Lanie turned off her aural. Suddenly, she felt distressed, almost frightened, and realized she was beginning to hyperventilate. She tossed back the near-full glass of dorph-enhanced synth in her champagne glass, wondering if the others on deck, bathed in moonlight and cloaked in silence, were feeling, too, such profound anxiety at being cut off. If so, they weren’t showing it.
“This is—this is so exciting,” she whispered to Newcombe, whose deep responsive chuckle only tightened the string of her nerves.
“You haven’t seen anything yet,” he whispered back.
Her sharp stare at Newcombe was deflected by the sudden movements of Crane. He’d removed a small scanner from his shirt pocket, turned it on, and was whirling around in a circle.
“Nothing,” he announced, stopping and smiling. “We’re alone. And now, I beg your indulgence yet again. There is one more guest on board, a participant you haven’t had the opportunity to encounter.”
A door to the gangway off which the cabins were located slid open, and everyone on deck was caught in a withering blast of charisma as a tall Africk stepped out.
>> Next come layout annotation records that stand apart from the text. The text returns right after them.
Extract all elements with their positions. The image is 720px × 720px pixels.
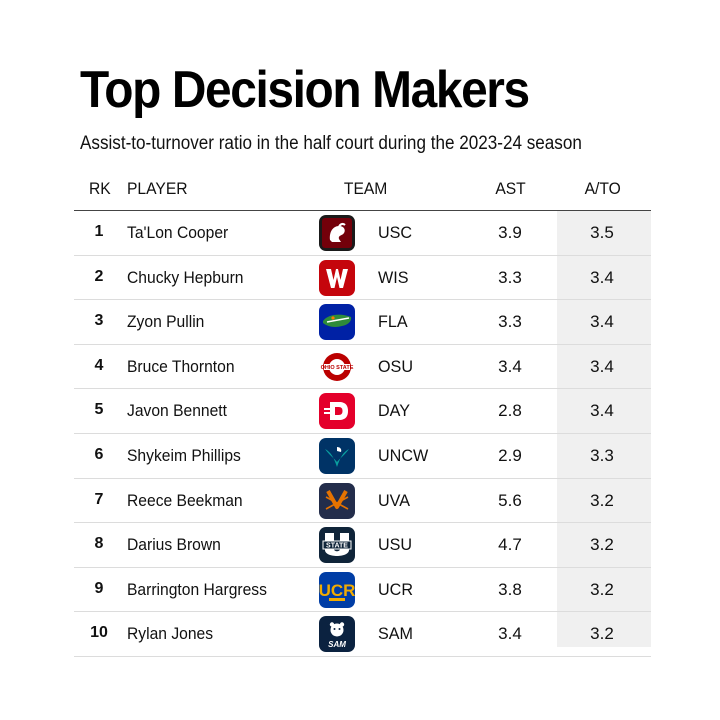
assists-value: 3.4 xyxy=(498,356,522,376)
ato-value: 3.2 xyxy=(590,624,614,644)
ato-value: 3.2 xyxy=(590,579,614,599)
gator-head-icon xyxy=(319,304,355,341)
ato-value: 3.2 xyxy=(590,490,614,510)
team-abbr: SAM xyxy=(378,624,414,644)
table-header: RK PLAYER TEAM AST A/TO xyxy=(74,170,651,211)
team-abbr: FLA xyxy=(378,312,408,332)
player-name: Rylan Jones xyxy=(127,624,214,644)
svg-text:OHIO STATE: OHIO STATE xyxy=(321,365,354,371)
flyer-d-icon xyxy=(319,393,355,430)
chart-title: Top Decision Makers xyxy=(80,61,530,119)
rank-cell: 1 xyxy=(94,223,104,240)
rank-cell: 5 xyxy=(94,401,104,419)
svg-text:SAM: SAM xyxy=(328,640,346,649)
rank-cell: 7 xyxy=(94,490,104,508)
column-header-player: PLAYER xyxy=(127,179,188,198)
ato-value: 3.4 xyxy=(590,401,614,421)
ato-value: 3.4 xyxy=(590,356,614,376)
column-header-assists: AST xyxy=(495,179,526,198)
player-name: Zyon Pullin xyxy=(127,312,205,332)
table-row: 2 Chucky Hepburn WIS 3.3 3.4 xyxy=(74,256,651,301)
player-name: Bruce Thornton xyxy=(127,356,235,376)
ato-value: 3.5 xyxy=(590,223,614,242)
rank-cell: 8 xyxy=(94,535,104,553)
table-row: 3 Zyon Pullin FLA 3.3 3.4 xyxy=(74,300,651,345)
team-abbr: UVA xyxy=(378,490,411,510)
state-u-icon: STATE xyxy=(319,527,355,564)
column-header-ato: A/TO xyxy=(584,179,621,198)
player-name: Shykeim Phillips xyxy=(127,445,241,465)
assists-value: 3.3 xyxy=(498,267,522,287)
table-row: 1 Ta'Lon Cooper USC 3.9 3.5 xyxy=(74,211,651,256)
player-name: Chucky Hepburn xyxy=(127,267,244,287)
table-row: 8 Darius Brown STATE USU 4.7 3.2 xyxy=(74,523,651,568)
ato-column-highlight xyxy=(557,211,651,647)
table-row: 7 Reece Beekman UVA 5.6 3.2 xyxy=(74,479,651,524)
block-o-icon: OHIO STATE xyxy=(319,348,355,385)
column-header-rank: RK xyxy=(88,179,111,198)
team-abbr: DAY xyxy=(378,401,411,421)
assists-value: 5.6 xyxy=(498,490,522,510)
svg-text:UCR: UCR xyxy=(319,581,355,600)
player-name: Ta'Lon Cooper xyxy=(127,223,229,242)
table-body: 1 Ta'Lon Cooper USC 3.9 3.5 2 Chucky Hepburn WI… xyxy=(74,211,651,657)
table-row: 9 Barrington Hargress UCR UCR 3.8 3.2 xyxy=(74,568,651,613)
rank-cell: 4 xyxy=(94,356,104,374)
ato-value: 3.4 xyxy=(590,312,614,332)
table-row: 5 Javon Bennett DAY 2.8 3.4 xyxy=(74,389,651,434)
rank-cell: 6 xyxy=(94,445,104,463)
bearkat-icon: SAM xyxy=(319,616,355,653)
ato-value: 3.3 xyxy=(590,445,614,465)
team-abbr: OSU xyxy=(378,356,414,376)
assists-value: 3.4 xyxy=(498,624,522,644)
rankings-table: RK PLAYER TEAM AST A/TO 1 Ta'Lon Cooper US… xyxy=(74,170,651,657)
assists-value: 4.7 xyxy=(498,535,522,555)
chart-subtitle: Assist-to-turnover ratio in the half cou… xyxy=(80,133,582,154)
assists-value: 3.9 xyxy=(498,223,522,242)
ato-value: 3.2 xyxy=(590,535,614,555)
player-name: Reece Beekman xyxy=(127,490,243,510)
column-header-team: TEAM xyxy=(343,179,388,198)
ato-value: 3.4 xyxy=(590,267,614,287)
seahawk-icon xyxy=(319,437,355,474)
assists-value: 2.9 xyxy=(498,445,522,465)
rank-cell: 3 xyxy=(94,312,104,330)
team-abbr: WIS xyxy=(378,267,409,287)
team-abbr: UCR xyxy=(378,579,414,599)
ucr-monogram-icon: UCR xyxy=(319,571,355,608)
motion-w-icon xyxy=(319,259,355,296)
table-row: 10 Rylan Jones SAM SAM 3.4 3.2 xyxy=(74,612,651,657)
team-abbr: USU xyxy=(378,535,413,555)
crossed-sabres-icon xyxy=(319,482,355,519)
assists-value: 3.8 xyxy=(498,579,522,599)
assists-value: 3.3 xyxy=(498,312,522,332)
rank-cell: 2 xyxy=(94,267,104,285)
table-row: 6 Shykeim Phillips UNCW 2.9 3.3 xyxy=(74,434,651,479)
svg-text:STATE: STATE xyxy=(326,543,348,550)
rank-cell: 10 xyxy=(90,624,108,642)
team-abbr: UNCW xyxy=(378,445,429,465)
player-name: Javon Bennett xyxy=(127,401,228,421)
player-name: Darius Brown xyxy=(127,535,221,555)
player-name: Barrington Hargress xyxy=(127,579,267,599)
rank-cell: 9 xyxy=(94,579,104,597)
gamecock-icon xyxy=(319,215,355,251)
team-abbr: USC xyxy=(378,223,413,242)
table-row: 4 Bruce Thornton OHIO STATE OSU 3.4 3.4 xyxy=(74,345,651,390)
assists-value: 2.8 xyxy=(498,401,522,421)
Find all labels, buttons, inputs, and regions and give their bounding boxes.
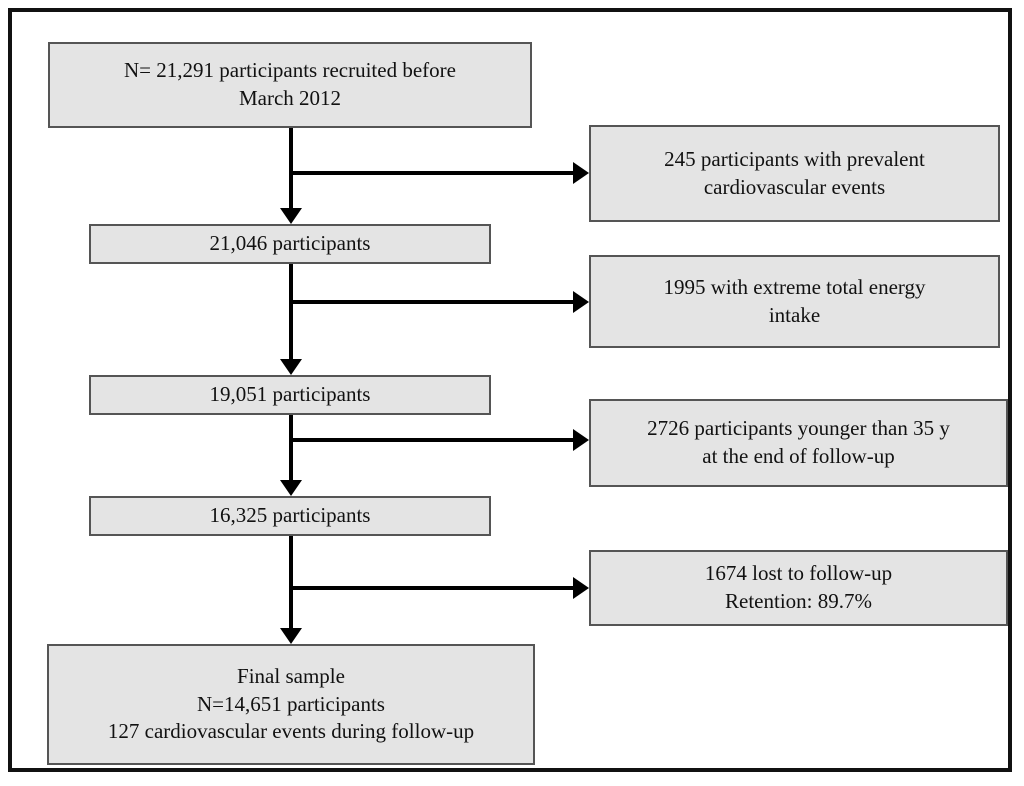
flow-box-16325-participants: 16,325 participants [89,496,491,536]
exclusion-box-extreme-energy-intake: 1995 with extreme total energy intake [589,255,1000,348]
right-arrow-line-4 [289,586,573,590]
right-arrow-icon [573,291,589,313]
right-arrow-icon [573,577,589,599]
flow-box-text-line: N= 21,291 participants recruited before [124,58,456,83]
flow-box-text-line: at the end of follow-up [702,444,895,468]
flow-box-21046-participants: 21,046 participants [89,224,491,264]
down-arrow-line-4 [289,536,293,628]
flow-box-text-line: 19,051 participants [209,382,371,407]
flow-box-recruited: N= 21,291 participants recruited before … [48,42,532,128]
down-arrow-line-3 [289,415,293,480]
flow-box-text-line: Final sample [237,663,345,688]
right-arrow-line-3 [289,438,573,442]
down-arrow-icon [280,628,302,644]
down-arrow-line-2 [289,264,293,359]
flow-box-final-sample: Final sample N=14,651 participants 127 c… [47,644,535,765]
diagram-outer-frame: N= 21,291 participants recruited before … [8,8,1012,772]
down-arrow-icon [280,480,302,496]
flow-box-text-line: 245 participants with prevalent [664,146,925,171]
exclusion-box-prevalent-cvd: 245 participants with prevalent cardiova… [589,125,1000,222]
flow-box-text-line: 2726 participants younger than 35 y [647,416,950,441]
down-arrow-line-1 [289,128,293,208]
exclusion-box-younger-than-35: 2726 participants younger than 35 y at t… [589,399,1008,487]
flow-box-text-line: March 2012 [238,86,342,110]
down-arrow-icon [280,359,302,375]
flow-box-text-line: cardiovascular events [703,174,886,199]
flow-box-text-line: 21,046 participants [209,231,371,256]
right-arrow-icon [573,429,589,451]
flow-box-text-line: 16,325 participants [209,503,371,528]
flow-box-text-line: 1995 with extreme total energy [663,274,926,299]
flow-box-text-line: N=14,651 participants [197,691,385,716]
exclusion-box-lost-to-follow-up: 1674 lost to follow-up Retention: 89.7% [589,550,1008,626]
flow-box-text-line: Retention: 89.7% [725,589,872,613]
right-arrow-icon [573,162,589,184]
right-arrow-line-1 [289,171,573,175]
flow-box-19051-participants: 19,051 participants [89,375,491,415]
down-arrow-icon [280,208,302,224]
right-arrow-line-2 [289,300,573,304]
flow-box-text-line: intake [768,302,821,327]
flow-box-text-line: 127 cardiovascular events during follow-… [107,719,475,744]
flow-box-text-line: 1674 lost to follow-up [704,561,893,586]
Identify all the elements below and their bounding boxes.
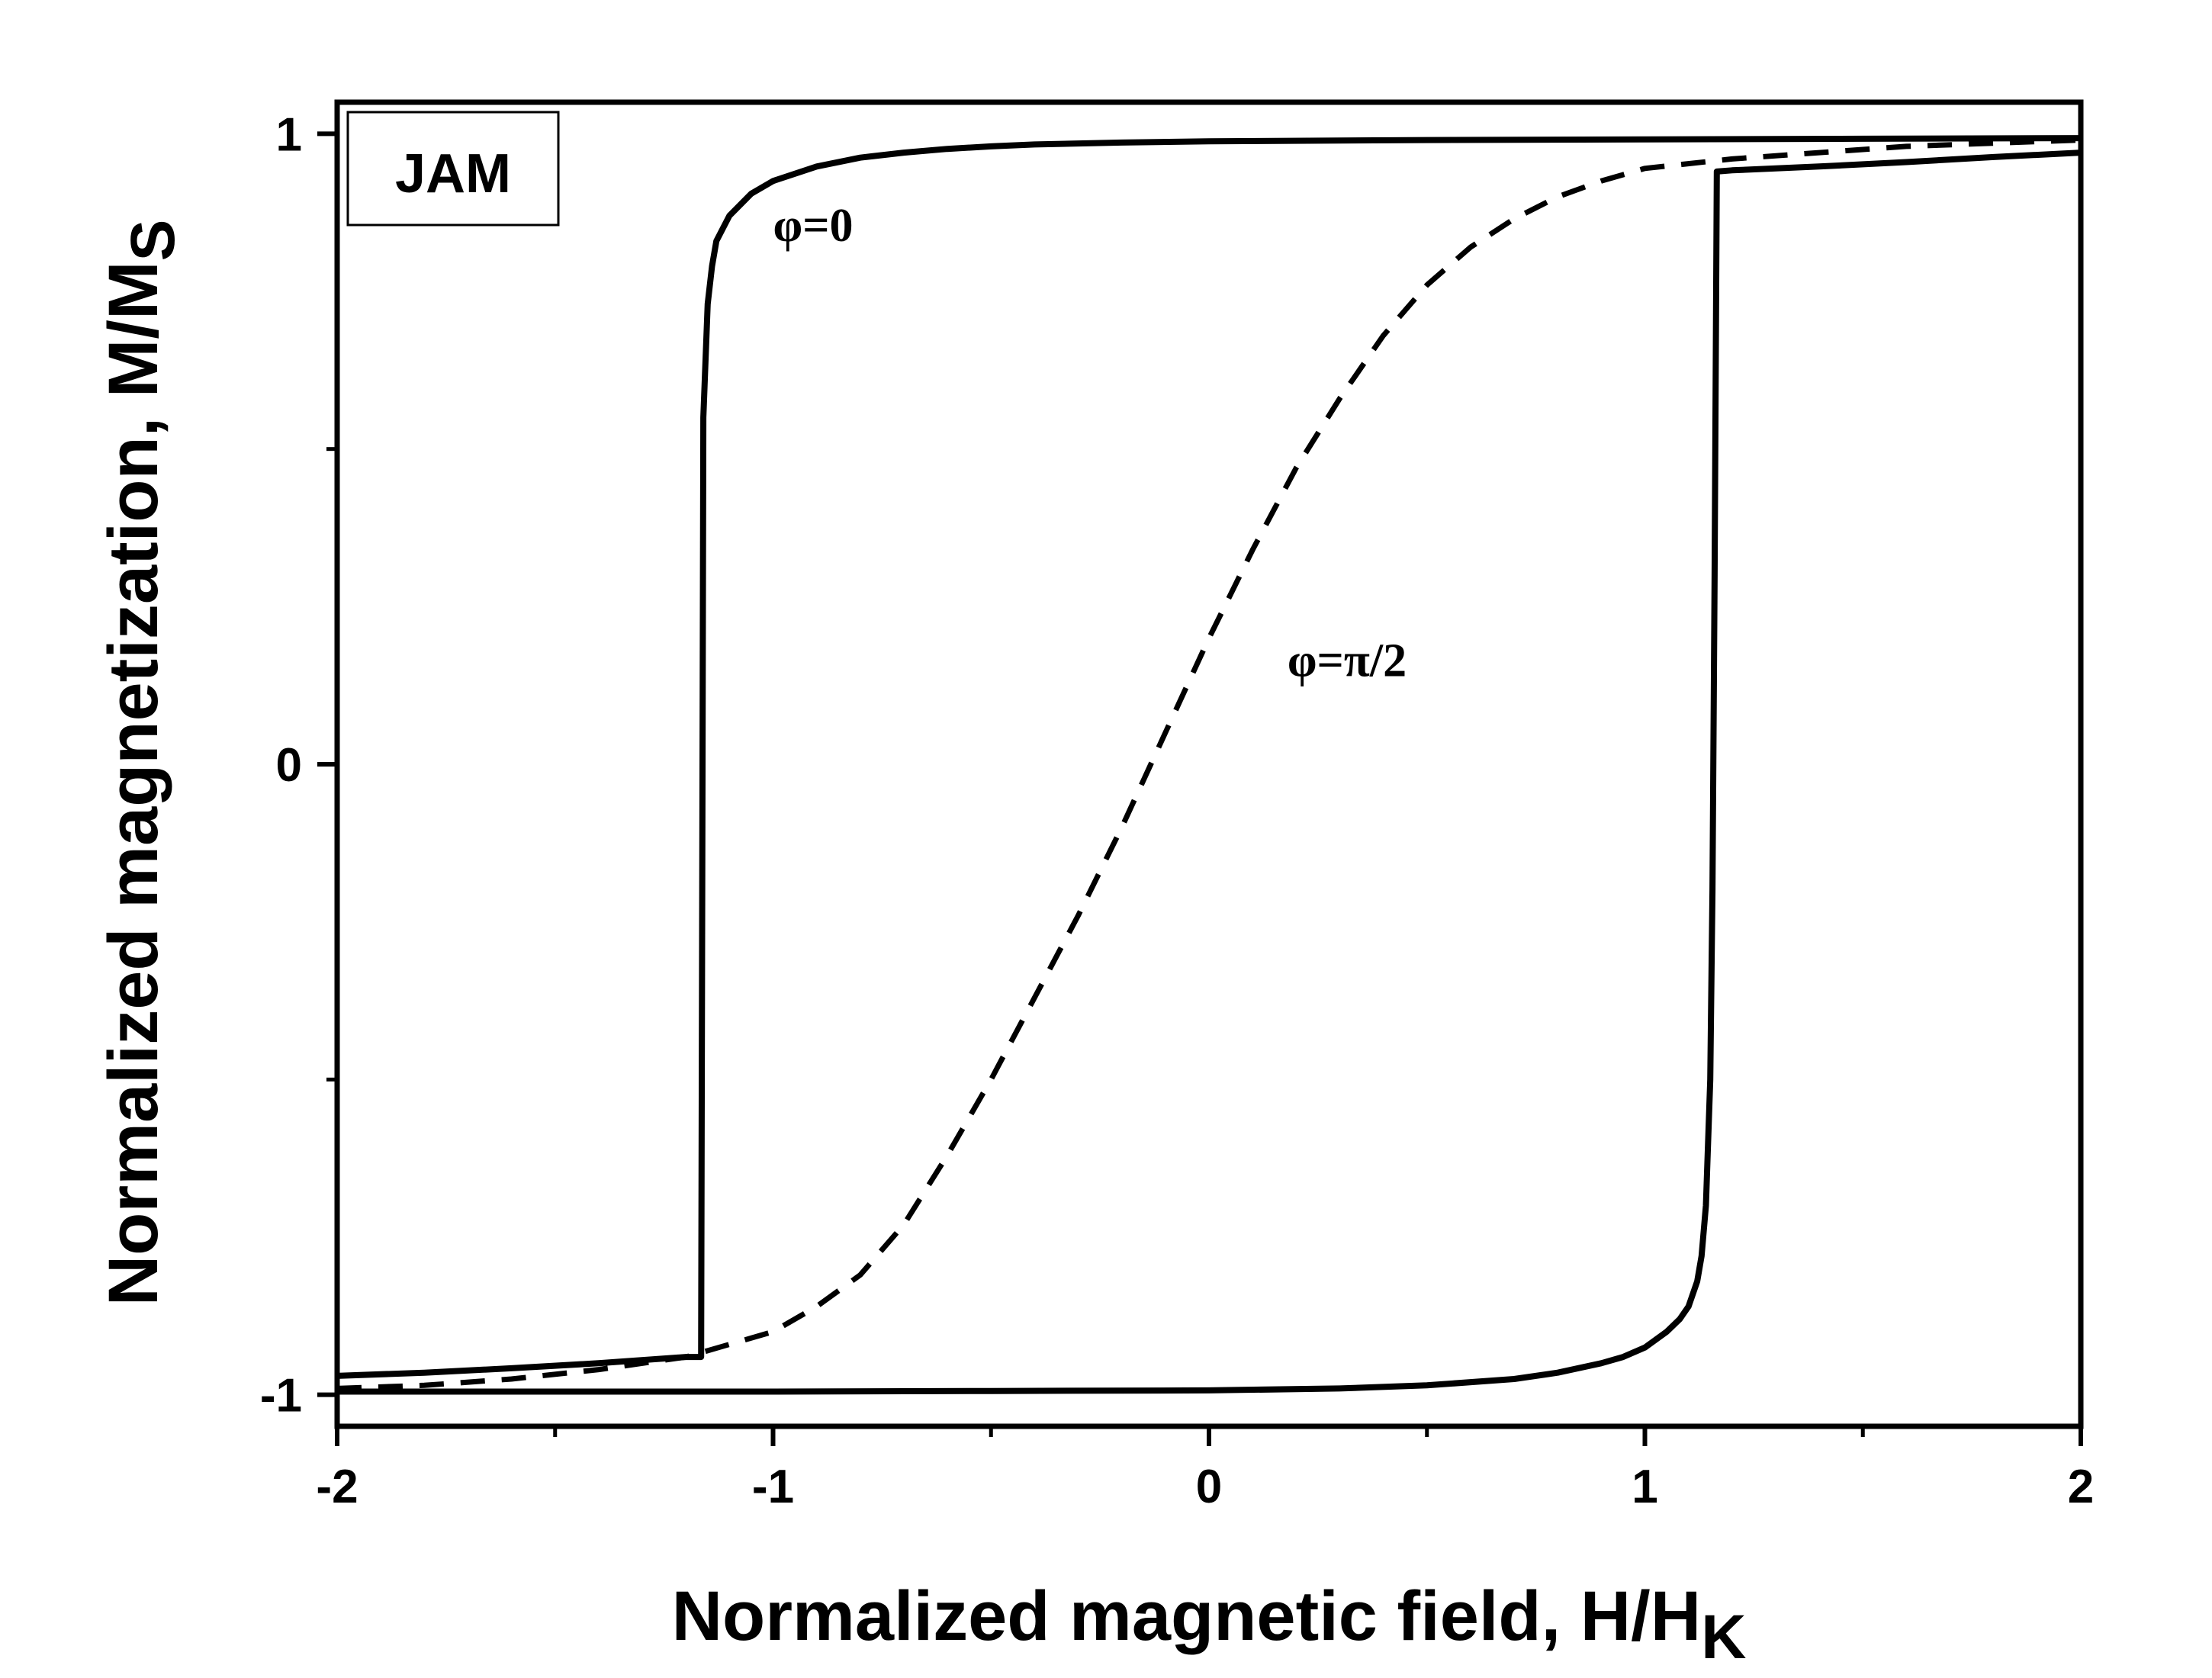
plot-frame: [334, 99, 2084, 1429]
x-axis-title-main: Normalized magnetic field, H/H: [672, 1577, 1702, 1655]
curve-dashed-segment-0: [336, 137, 2082, 1391]
annotation-phi-pi-2: φ=π/2: [1288, 635, 1407, 686]
y-axis-title: Normalized magnetization, M/MS: [95, 220, 188, 1307]
curves-layer: [336, 135, 2082, 1395]
x-tick-label: -1: [752, 1461, 794, 1513]
y-tick-label: 0: [276, 739, 302, 792]
y-axis-title-main: Normalized magnetization, M/M: [95, 261, 172, 1306]
x-tick-label: 1: [1632, 1461, 1657, 1513]
ticks-layer: [317, 131, 2083, 1446]
y-tick-label: -1: [260, 1370, 302, 1422]
y-tick-label: 1: [276, 108, 302, 161]
jam-box-frame: [346, 111, 560, 227]
jam-label: JAM: [395, 143, 511, 204]
x-axis-title-subscript: K: [1701, 1602, 1746, 1672]
annotations-layer: φ=0 φ=π/2: [773, 200, 1407, 686]
curve-solid-segment-0: [336, 135, 2082, 1379]
x-tick-label: 2: [2068, 1461, 2094, 1513]
x-axis-title: Normalized magnetic field, H/HK: [672, 1577, 1747, 1672]
jam-label-box: JAM: [346, 111, 560, 227]
curve-solid-segment-1: [337, 149, 2082, 1395]
tick-labels-layer: -2 -1 0 1 2 -1 0 1: [260, 108, 2094, 1513]
x-tick-label: 0: [1196, 1461, 1222, 1513]
annotation-phi-0: φ=0: [773, 200, 854, 252]
x-tick-label: -2: [316, 1461, 358, 1513]
y-axis-title-subscript: S: [118, 220, 188, 262]
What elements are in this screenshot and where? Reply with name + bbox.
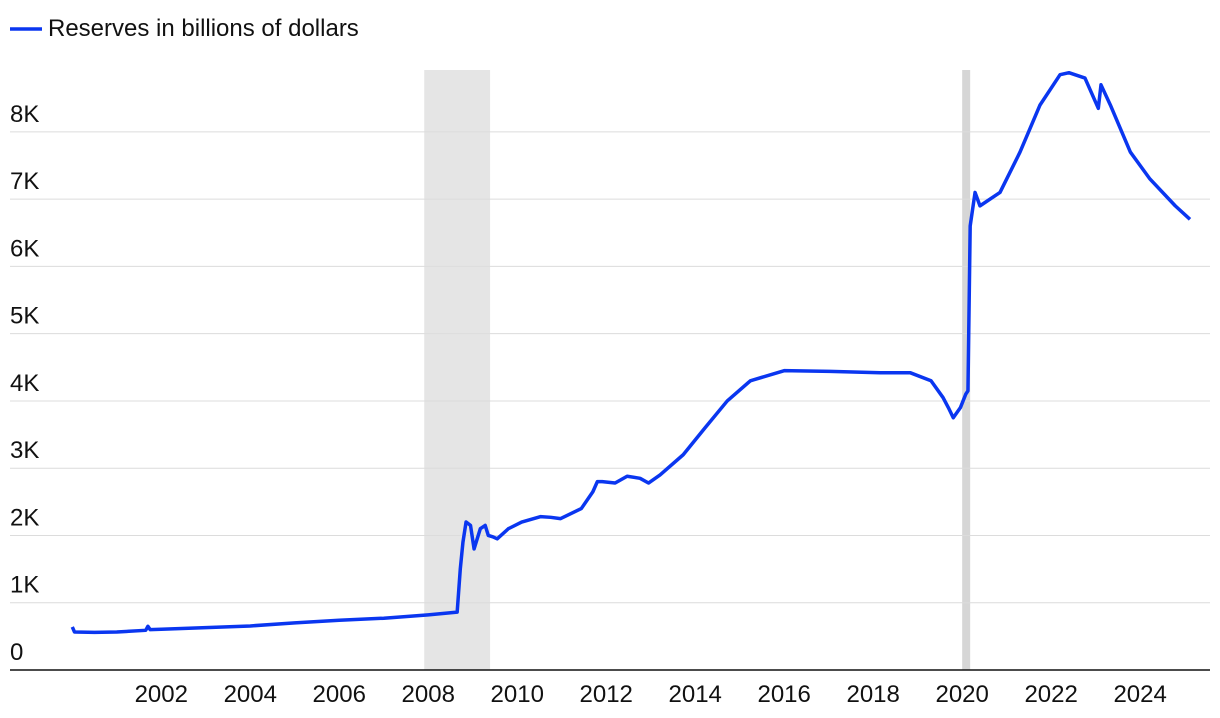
y-tick-label: 7K: [10, 168, 39, 195]
x-tick-label: 2014: [669, 681, 722, 708]
recession-band: [962, 70, 971, 670]
y-tick-label: 5K: [10, 303, 39, 330]
x-tick-label: 2006: [313, 681, 366, 708]
y-tick-label: 2K: [10, 504, 39, 531]
y-tick-label: 6K: [10, 235, 39, 262]
x-tick-label: 2008: [402, 681, 455, 708]
y-tick-label: 4K: [10, 370, 39, 397]
y-tick-label: 1K: [10, 572, 39, 599]
x-tick-label: 2018: [846, 681, 899, 708]
x-tick-label: 2004: [224, 681, 277, 708]
x-tick-label: 2010: [491, 681, 544, 708]
y-tick-label: 8K: [10, 101, 39, 128]
y-tick-label: 0: [10, 639, 23, 666]
legend-label: Reserves in billions of dollars: [48, 15, 359, 42]
x-tick-label: 2024: [1113, 681, 1166, 708]
y-tick-label: 3K: [10, 437, 39, 464]
x-tick-label: 2022: [1024, 681, 1077, 708]
recession-band: [424, 70, 491, 670]
x-tick-label: 2016: [757, 681, 810, 708]
x-tick-label: 2012: [580, 681, 633, 708]
series-line: [70, 70, 1192, 635]
x-tick-label: 2002: [135, 681, 188, 708]
x-tick-label: 2020: [935, 681, 988, 708]
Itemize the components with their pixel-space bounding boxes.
“Ladies and gentlemen,” Crane said, “may I present Mohammed Ishmael.”
A harsh collective gasp greeted the head of the militant Nation of Islam, outcast, fugitive, and some said, archcriminal and terrorist. Mohammed was well over six feet tall, and appeared even taller because of the black fez atop his head and the black dashiki that elongated his body in the shimmering moonlight. His stance was princely, the glance he swept over the participants majestic.
Riveted in place, the people on deck merely gaped, the silence astounding. But the tableau was short-lived. Turmoil erupted.
“My God!” Lanie exclaimed amidst the murmurs of outrage and surprise from the others, recovering now. “It’s him!”
Two burly Secret Servicemen threw themselves in front of Mr. Li, who appeared to be laughing. Was it from shock, Lanie wondered, or in glee over the surprise to which he might have been privy? Vice President Gabler was waving his arms and sputtering, while other participants milled and muttered, with Kate Masters’ throaty, nervous guffaws carrying over the sounds of all the others. Sumi Chan was, clearly, astonished, and only Mui Tsao of all the people on deck seemed entirely self-possessed.
Mui stepped forward. “I suggest a recess … a brief recess. Perhaps everyone could retire to his or her cabin?”
It wasn’t a suggestion, but an order, Lanie realized, glancing quickly to Newcombe. She drew in a sharp breath at the expression on his face. Three hundred years of the hatred of the shackled Africk gleamed in his eyes.
“I don’t believe it. You’re part of this,” she said.
He looked down at her, his expression softening. “I helped to arrange to get the good brother to attend, yes, and I helped to spirit him aboard, just shortly after we picked up all our other distinguished guests in Guam. That cutting of engines, the anchor drag, remember?”